Some languages have modifiers of the letters such as accent modifiers. One such example that is also used in the English language for some foreign words is É (e-acute) which is an ordinary E letter with the acute symbol (that forward slash above the letter).

Diacritic - extra decoration for the character

Grammar of some languages requires the use of diacritics for letters when certain conditions are met. Therefore, term character became ambiguous, so a new term is adopted for describing written symbols that could be with or without diacritics - a grapheme.

Grapheme is a single unit of human writing system. It may consist of one or more code points.

As there can be a huge number of combinations of letters and their possible modifiers, instead of making an encoding schema for all of them, it’s much more efficient to encode them separately. Therefore we separate grapheme in code points.

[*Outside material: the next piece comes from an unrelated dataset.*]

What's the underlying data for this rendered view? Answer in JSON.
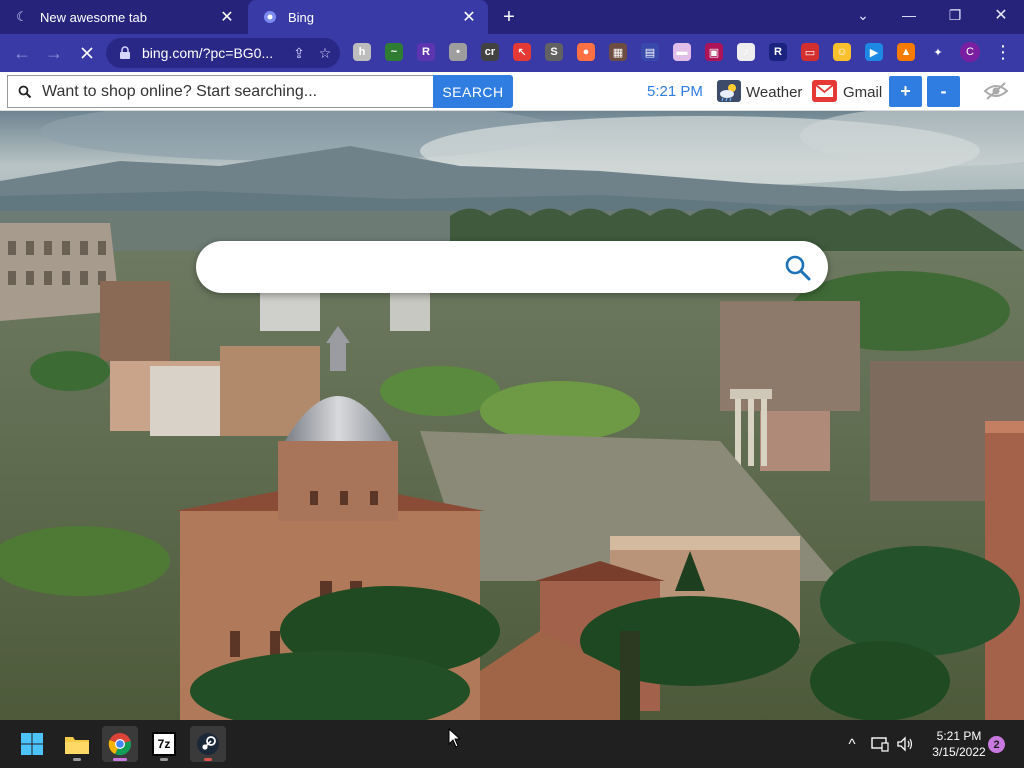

Code point is any written symbol or it’s modifier like diacritic for letters, or even skin color of emojis

So, one or more code points can make up a grapheme. Therefore, the Unicode character set is defined as a set of code points rather than a set of graphemes.

Some people believe that Unicode is just a simple 16-bit code where each character is mapped to a 16-bit number and so there are 2^16 = 65 536 possible code points. That is not the case and there are 144 697 defined characters at the time of writing this article.

What is true is that all characters that can fit into 2 bytes, in other words, 2^16 = 65 536 code points are considered to make up BMP - basic multilingual plane (U+0000 to U+FFFF). This was the first attempt to unite all code points needed for storing textual data, but soon it became obvious that it needed even more space, so 2 bytes were not sufficient anymore.

Let’s go back to É for a moment. This particular symbol can be encoded in two ways:

  • using one code point that represents character É (U+00C9)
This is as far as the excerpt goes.